TaqMan probe. Daerah mutasi yang dipilih dalam perancangan DNA probe yaitu daerah QRDR gen gyrA M. tuberculosis pada kodon 94 dengan jenis mutasi D94G. Kodon tersebut dipilih sebagai target perancangan DNA probe didasarkan pada penelitian sebelumnya yaitu memiliki frekuensi mutasi yang paling sering terjadi dan berkaitan dengan resistensi FQ.
Bahan yang digunakan untuk mendesain probe yaitu urutan nukleotida gen gyrA M. tuberculosis H37Rv dari database URL://www.ncbi.nlm.nih.gov dengan Accession No. NC_000962.3. Satu pasang primer gen gyrA terdiri dari primer forward (gen-gyrA-F) dengan urutan 5’-GCAGCTACATCGACTATGC-3’ dan
primer reverse (gen-gyrA-R) dengan urutan 5’-GGCTTCGGTGTACCTCATC-3’.

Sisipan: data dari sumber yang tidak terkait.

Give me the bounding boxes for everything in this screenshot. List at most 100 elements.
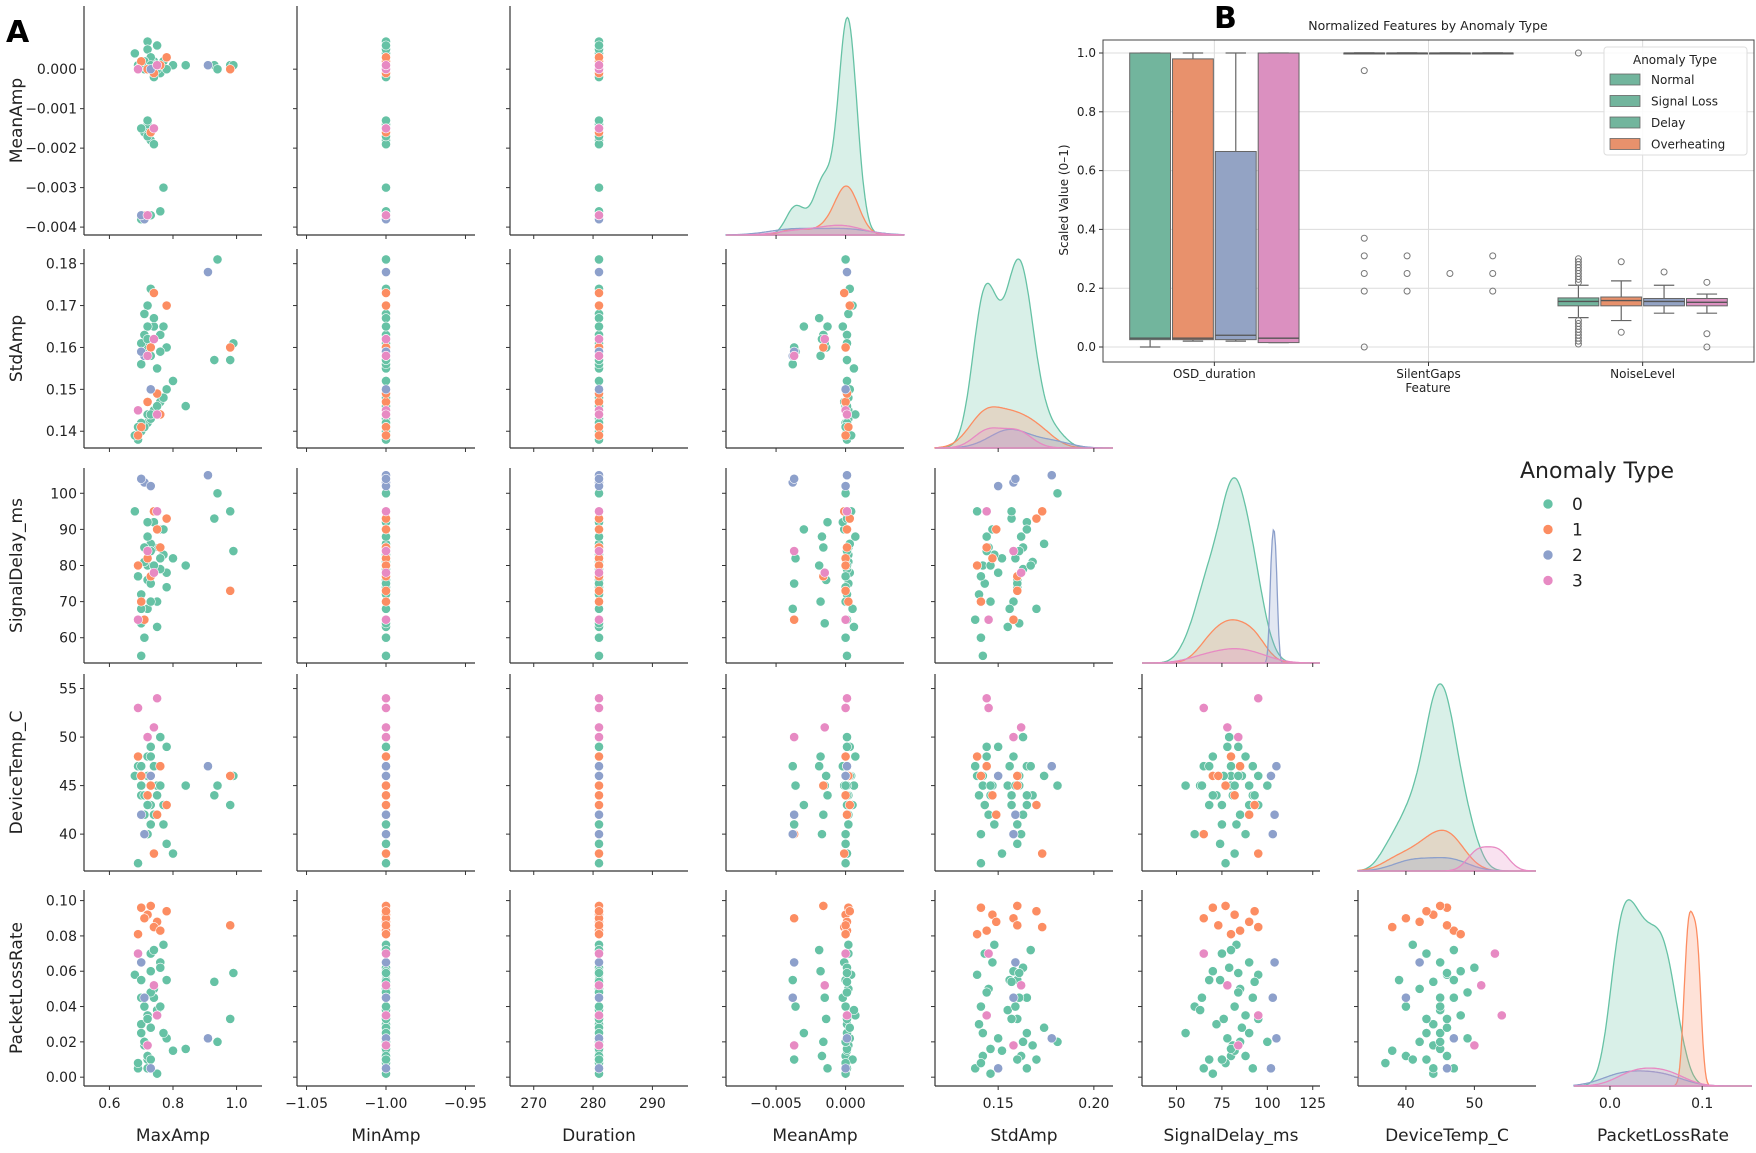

Primer gen gyrA tersebut merupakan desain terbaik secara in silico dan setelah dilakukan optimasi, suhu annealing yang paling optimal untuk gen gyrA adalah suhu 58°C. Primer tersebut telah terbukti mampu mengamplifikasi gen gyrA [16]. Penelitian desain DNA probe gen gyrA M. tuberculosis menggunakan data panjang dan Tm dari primer secara in silico sebagai acuan untuk menentukan kriteria perancangan DNA probe.
Peralatan
Peralatan yang digunakan dalam penelitian ini diantaranya yaitu komputer dengan spesifikasi Windows 10 32 bit,
koneksivitas jaringan internet, dan software Clone Manager Suite 9.2.

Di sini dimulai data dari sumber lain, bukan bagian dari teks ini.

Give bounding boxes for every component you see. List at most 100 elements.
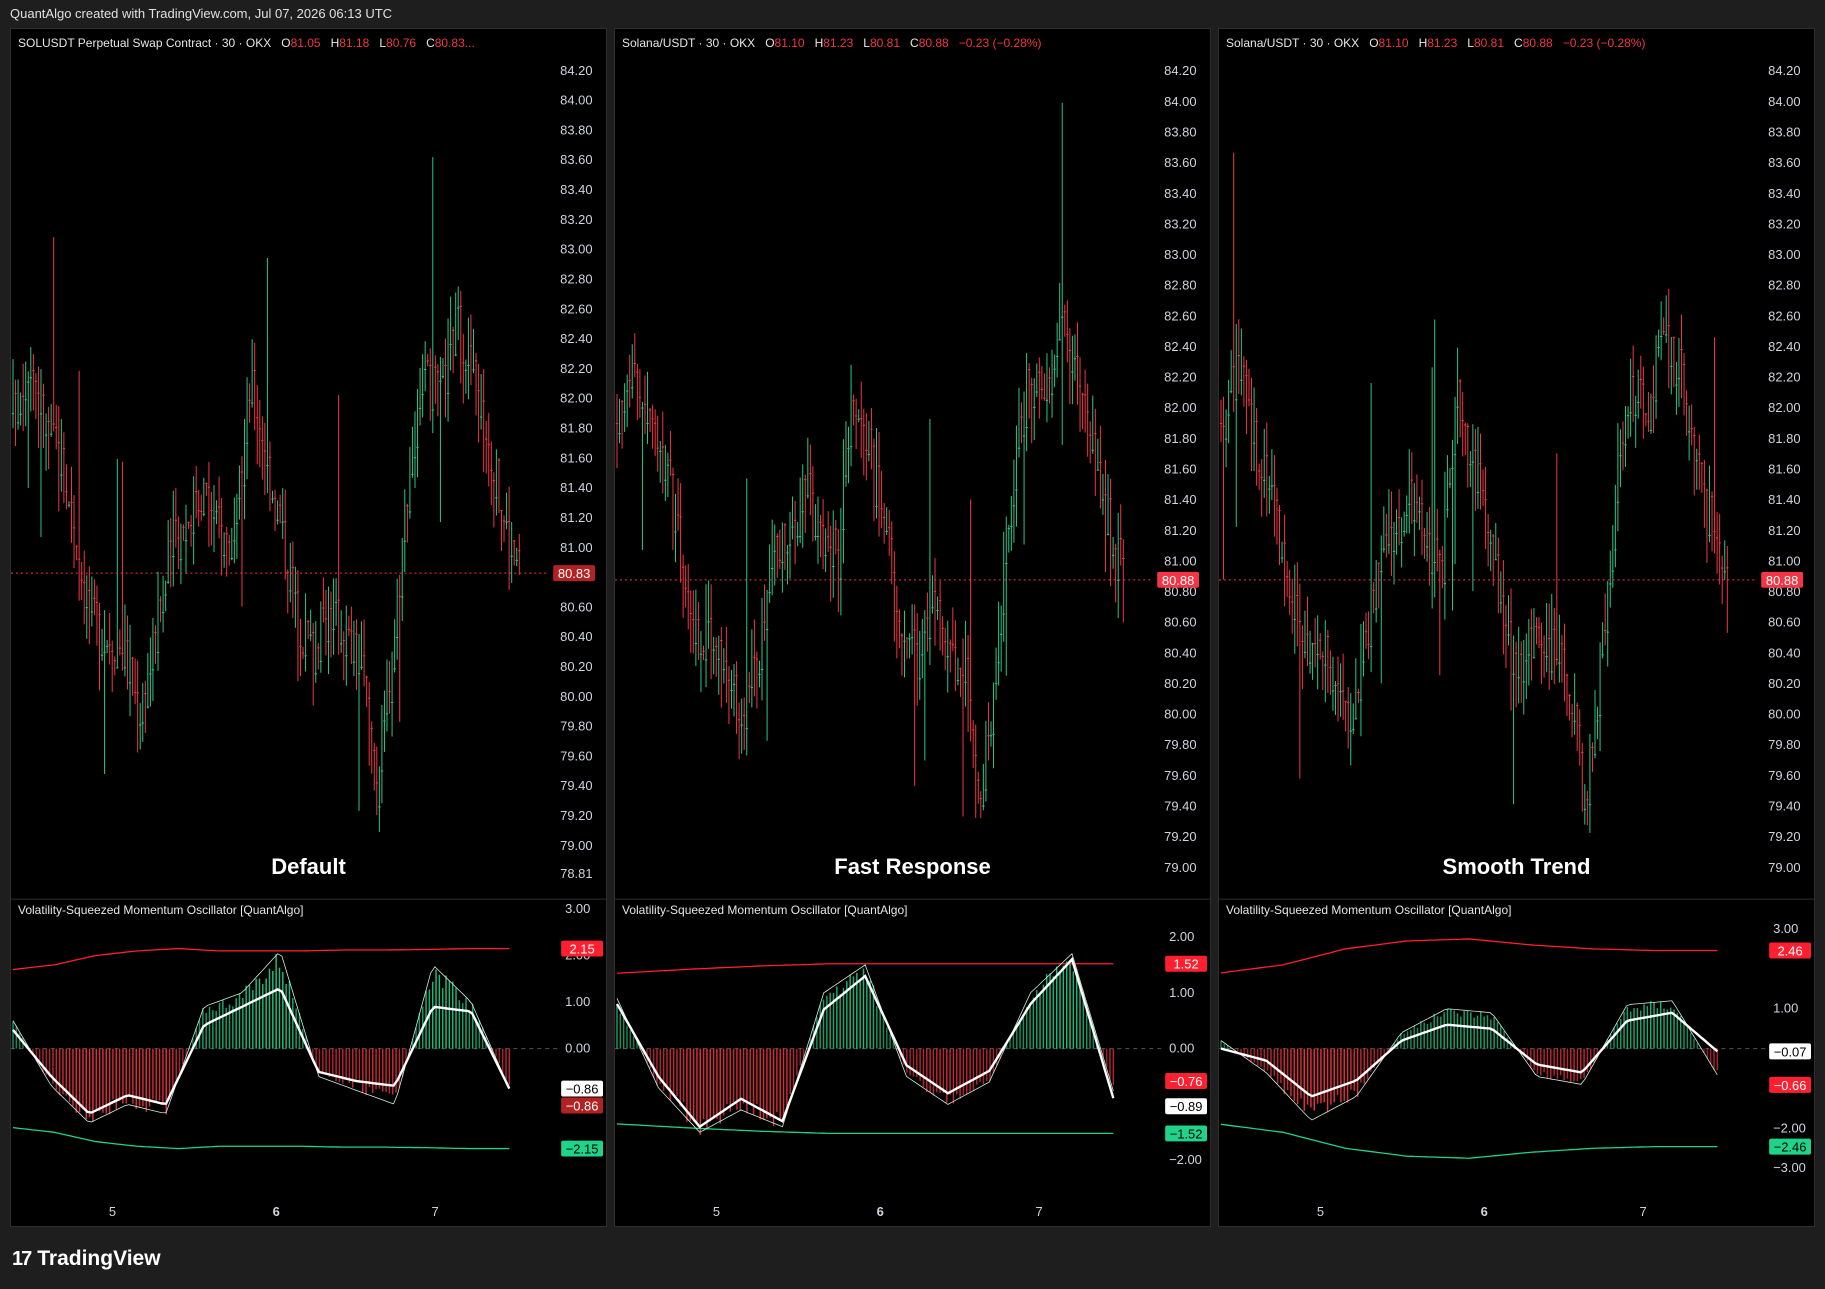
legend-low-key: L: [863, 36, 870, 50]
upper-value-badge-text: 2.46: [1777, 943, 1802, 958]
hist-value-badge-text: −0.86: [566, 1099, 599, 1114]
price-tick-label: 81.60: [1768, 462, 1800, 477]
hist-value-badge-text: −0.66: [1774, 1078, 1807, 1093]
price-tick-label: 78.81: [560, 866, 592, 881]
last-price-badge: [553, 565, 596, 582]
time-axis-label: 7: [1639, 1204, 1646, 1219]
lower-value-badge: [1769, 1138, 1812, 1155]
hist-value-badge-text: −0.76: [1170, 1074, 1203, 1089]
price-tick-label: 79.60: [1768, 768, 1800, 783]
price-tick-label: 83.20: [1164, 216, 1196, 231]
price-tick-label: 83.40: [1164, 186, 1196, 201]
price-tick-label: 80.00: [560, 689, 592, 704]
legend-open: 81.10: [1378, 36, 1409, 50]
price-tick-label: 80.60: [1164, 615, 1196, 630]
price-tick-label: 80.20: [1164, 676, 1196, 691]
chart-panel-smooth-trend[interactable]: 84.20 84.00 83.80 83.60 83.40 83.20 83.00 82.80…: [1218, 28, 1815, 1227]
chart-svg[interactable]: 84.20 84.00 83.80 83.60 83.40 83.20 83.00 82.80…: [615, 29, 1210, 1226]
osc-tick-label: 1.00: [1169, 985, 1194, 1000]
symbol-legend: Solana/USDT · 30 · OKX O81.10 H81.23 L80…: [1226, 36, 1645, 50]
upper-value-badge-text: 2.15: [569, 942, 594, 957]
price-tick-label: 82.40: [1164, 339, 1196, 354]
price-tick-label: 82.00: [1768, 400, 1800, 415]
upper-band-line: [1220, 938, 1718, 974]
price-tick-label: 83.00: [560, 242, 592, 257]
last-price-badge: [1157, 571, 1200, 588]
price-tick-label: 79.40: [560, 778, 592, 793]
price-tick-label: 83.40: [1768, 186, 1800, 201]
oscillator-title: Volatility-Squeezed Momentum Oscillator …: [622, 903, 908, 917]
momentum-line: [12, 953, 510, 1123]
chart-svg[interactable]: 84.20 84.00 83.80 83.60 83.40 83.20 83.00 82.80…: [1219, 29, 1814, 1226]
legend-low-key: L: [1467, 36, 1474, 50]
price-tick-label: 83.60: [1768, 155, 1800, 170]
price-tick-label: 82.60: [1164, 308, 1196, 323]
osc-tick-label: 0.00: [565, 1041, 590, 1056]
time-axis-label: 5: [713, 1204, 720, 1219]
last-price-badge-text: 80.88: [1766, 573, 1798, 588]
lower-value-badge-text: −2.46: [1774, 1140, 1807, 1155]
upper-value-badge: [561, 940, 604, 957]
legend-low: 80.81: [869, 36, 901, 50]
price-tick-label: 79.60: [560, 748, 592, 763]
osc-tick-label: 0.00: [1169, 1041, 1194, 1056]
chart-panel-default[interactable]: 84.20 84.00 83.80 83.60 83.40 83.20 83.00 82.80…: [10, 28, 607, 1227]
price-tick-label: 83.80: [1768, 125, 1800, 140]
price-tick-label: 84.20: [1164, 63, 1196, 78]
legend-close: 80.88: [918, 36, 949, 50]
osc-tick-label: 1.00: [565, 994, 590, 1009]
osc-tick-label: −2.00: [1169, 1152, 1202, 1167]
upper-value-badge: [1165, 955, 1208, 972]
price-tick-label: 79.60: [1164, 768, 1196, 783]
price-tick-label: 83.80: [1164, 125, 1196, 140]
tradingview-brand[interactable]: 17 TradingView: [12, 1247, 161, 1271]
tradingview-logo-icon: 17: [12, 1247, 32, 1270]
price-tick-label: 79.80: [1164, 737, 1196, 752]
osc-tick-label: 2.00: [1169, 929, 1194, 944]
brand-name: TradingView: [37, 1247, 161, 1270]
signal-value-badge-text: −0.07: [1774, 1044, 1807, 1059]
price-tick-label: 82.80: [1768, 278, 1800, 293]
last-price-badge-text: 80.83: [558, 566, 590, 581]
price-tick-label: 82.00: [560, 391, 592, 406]
price-tick-label: 79.00: [560, 838, 592, 853]
price-tick-label: 79.80: [560, 719, 592, 734]
price-tick-label: 79.20: [1768, 829, 1800, 844]
upper-value-badge: [1769, 942, 1812, 959]
price-tick-label: 81.40: [1164, 492, 1196, 507]
price-tick-label: 84.00: [560, 93, 592, 108]
price-tick-label: 81.40: [1768, 492, 1800, 507]
price-tick-label: 82.00: [1164, 400, 1196, 415]
price-tick-label: 82.80: [1164, 278, 1196, 293]
price-tick-label: 81.80: [1164, 431, 1196, 446]
credit-text: QuantAlgo created with TradingView.com, …: [10, 6, 393, 21]
price-tick-label: 79.40: [1164, 799, 1196, 814]
price-tick-label: 82.80: [560, 271, 592, 286]
lower-value-badge-text: −2.15: [566, 1142, 599, 1157]
price-tick-label: 82.20: [1768, 370, 1800, 385]
time-axis-label: 5: [109, 1204, 116, 1219]
osc-tick-label: 3.00: [565, 901, 590, 916]
panel-label: Default: [271, 854, 346, 879]
chart-panel-fast-response[interactable]: 84.20 84.00 83.80 83.60 83.40 83.20 83.00 82.80…: [614, 28, 1211, 1227]
price-tick-label: 82.20: [560, 361, 592, 376]
legend-symbol: SOLUSDT Perpetual Swap Contract · 30 · O…: [18, 36, 272, 50]
price-tick-label: 83.00: [1164, 247, 1196, 262]
legend-close: 80.83...: [434, 36, 475, 50]
time-axis-label: 7: [431, 1204, 438, 1219]
osc-tick-label: 3.00: [1773, 921, 1798, 936]
price-tick-label: 83.60: [560, 152, 592, 167]
price-tick-label: 80.00: [1164, 707, 1196, 722]
signal-line: [1220, 1011, 1719, 1098]
price-tick-label: 80.00: [1768, 707, 1800, 722]
price-tick-label: 84.20: [1768, 63, 1800, 78]
upper-band-line: [12, 947, 510, 971]
price-tick-label: 82.40: [1768, 339, 1800, 354]
upper-band-line: [616, 963, 1114, 974]
chart-svg[interactable]: 84.20 84.00 83.80 83.60 83.40 83.20 83.00 82.80…: [11, 29, 606, 1226]
price-tick-label: 81.60: [560, 450, 592, 465]
price-tick-label: 84.00: [1164, 94, 1196, 109]
signal-value-badge-text: −0.89: [1170, 1099, 1203, 1114]
momentum-line: [616, 952, 1114, 1133]
legend-open-key: O: [281, 36, 291, 50]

Daerah mutasi yang menjadi target perancangan DNA probe yaitu daerah QRDR gen gyrA M. tuberculosis yang terdiri dari 2517 pb. DNA probe untuk gen gyrA M. tuberculosis akan dirancang di
dalam daerah amplifikasi pada nukleotida 77 – 396. Pada Gambar 1, dapat dilihat bahwa daerah amplifikasi berada di dalam garis berwarna hitam dan sepasang primer yang membatasi daerah amplifikasi yang ditandai dengan warna hijau dan mencakup posisi terjadinya mutasi pada gen gyrA M. tuberculosis. Pemilihan kodon pada daerah QRDR gen gyrA sebagai target perancangan DNA probe mutan didasarkan pada frekuensi mutasi yang paling sering terjadi dan berkaitan erat dengan resistensi FQ yaitu pada kodon 94. Posisi kodon 94 ditandai dengan warna merah pada Gambar 1. Perancangan urutan DNA probe mutan mengacu pada perubahan nukleotida dari mutasi D94G dimana terjadi perubahan basa di posisi nukleotida ke 281 dari GAC menjadi GGC pada kodon 94.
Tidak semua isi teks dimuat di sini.